I'm trying to prove $.\dot9 = 1$. What is wrong with this proof?

Question

I am trying to prove that $.\dot 9 = 1$. I've come up with something that seems intuitively like a proof, but I believe it is structured incorrectly. Furthermore, it contains a term that is undefined. I think this "proof" may only intuitively prove the above statement, but it may be mathematically nonsense.

Here it is:

$$1-0.9 = \frac{1}{10^1}$$ $$1-0.99 = \frac{1}{10^2}$$ $$1-0.999 = \frac{1}{10^3}$$ $$...$$ $$1-0.\overline{99} = \frac{1}{\infty}$$

Or, in other terms:

$$1-\sum_{k=1}^n \frac{9}{10^k} =\frac{1}{10^n}$$

The final $1-0.\overline{99} = \frac{1}{\infty}$ is supposed to show that the difference is nothing, and therefore that $.\dot9 = 1$, but $\frac{1}{\infty}$ is not $0$, but rather undefined. However, even though that last term is undefined, maybe it's a way of showing that $\frac{1}{10^k} \rightarrow 0$ as $k \rightarrow \infty$?

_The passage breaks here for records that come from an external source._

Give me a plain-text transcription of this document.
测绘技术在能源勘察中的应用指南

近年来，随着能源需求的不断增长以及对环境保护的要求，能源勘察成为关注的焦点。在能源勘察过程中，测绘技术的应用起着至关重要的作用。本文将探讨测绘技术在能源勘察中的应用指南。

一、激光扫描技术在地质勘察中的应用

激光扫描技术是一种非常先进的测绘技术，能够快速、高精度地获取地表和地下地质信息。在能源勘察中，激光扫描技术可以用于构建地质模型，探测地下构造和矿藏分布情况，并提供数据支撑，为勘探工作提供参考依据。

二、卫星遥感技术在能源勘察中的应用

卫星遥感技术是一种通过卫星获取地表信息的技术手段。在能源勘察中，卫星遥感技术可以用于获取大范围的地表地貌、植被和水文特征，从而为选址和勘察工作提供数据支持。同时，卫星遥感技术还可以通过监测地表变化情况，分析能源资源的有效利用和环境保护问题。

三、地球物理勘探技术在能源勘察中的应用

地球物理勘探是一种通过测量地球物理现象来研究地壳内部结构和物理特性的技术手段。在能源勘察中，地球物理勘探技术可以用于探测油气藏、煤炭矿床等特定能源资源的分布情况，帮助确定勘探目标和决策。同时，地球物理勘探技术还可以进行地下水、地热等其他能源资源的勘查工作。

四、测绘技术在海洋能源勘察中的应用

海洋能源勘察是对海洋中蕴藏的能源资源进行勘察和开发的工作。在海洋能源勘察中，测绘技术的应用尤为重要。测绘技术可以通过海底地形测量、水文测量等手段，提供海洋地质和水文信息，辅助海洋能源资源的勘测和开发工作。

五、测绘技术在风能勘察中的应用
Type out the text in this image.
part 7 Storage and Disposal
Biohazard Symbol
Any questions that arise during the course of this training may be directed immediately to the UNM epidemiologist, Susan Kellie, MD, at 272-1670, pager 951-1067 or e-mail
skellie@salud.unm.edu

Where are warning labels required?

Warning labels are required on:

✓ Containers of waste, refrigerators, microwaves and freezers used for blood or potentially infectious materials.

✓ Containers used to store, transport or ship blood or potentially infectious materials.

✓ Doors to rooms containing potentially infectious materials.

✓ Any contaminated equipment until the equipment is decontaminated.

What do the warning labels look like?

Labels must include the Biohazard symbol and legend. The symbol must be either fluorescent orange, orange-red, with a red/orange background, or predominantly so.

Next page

Now, I believe there are other problems with this proof beyond the use of an undefined term. Problems pertaining to its structure. So, to anyone "critiquing" this, could you look beyond the undefined term and show what more is wrong with the proof. Let's say something divided by infinity isn't undefined; how is this proof still invalid?

Answer 1

Yes, the way your proof would be formalized is by saying $1 - \sum_{k = 1}^{n}9 \cdot 10^{-k} = 10^{-n}$, and then showing $\lim_{n \to \infty}10^{-n} = 0$. The "$\infty$" can be formalized by the fact that $\frac{1}{10^n} \to 0$ if and only if $10^n \to \infty$.

Answer 2

We have that the difference between $1$ and $0.999\ldots 9$ is $\frac{1}{10^n}$.

Since as $n$ gets larger, we have $\lim_{n\to\infty} \frac{1}{10^n}=0$, we have that the sequence converges to $1$.

Answer 3

There are number systems where this type of argument can be made rigorously, but in these number systems, it is no longer true that $0.\bar{9} = 1$. For instance, in the hyperreal numbers $^*\Bbb{R}$, the expressions $$0.99999... \text{ and } 1.00000...$$ represent legitimately different numbers, their difference really is an infinitesimal, and this infinitesimal really is the reciprocal of an infinite number. However, after taking standard parts, we learn that $0.\bar{9}$ and $1$ "round off" to the same standard real number, namely $1$, and so this still amounts to a proof that $0.\bar{9} = 1$ considered as elements of $\Bbb{R}$.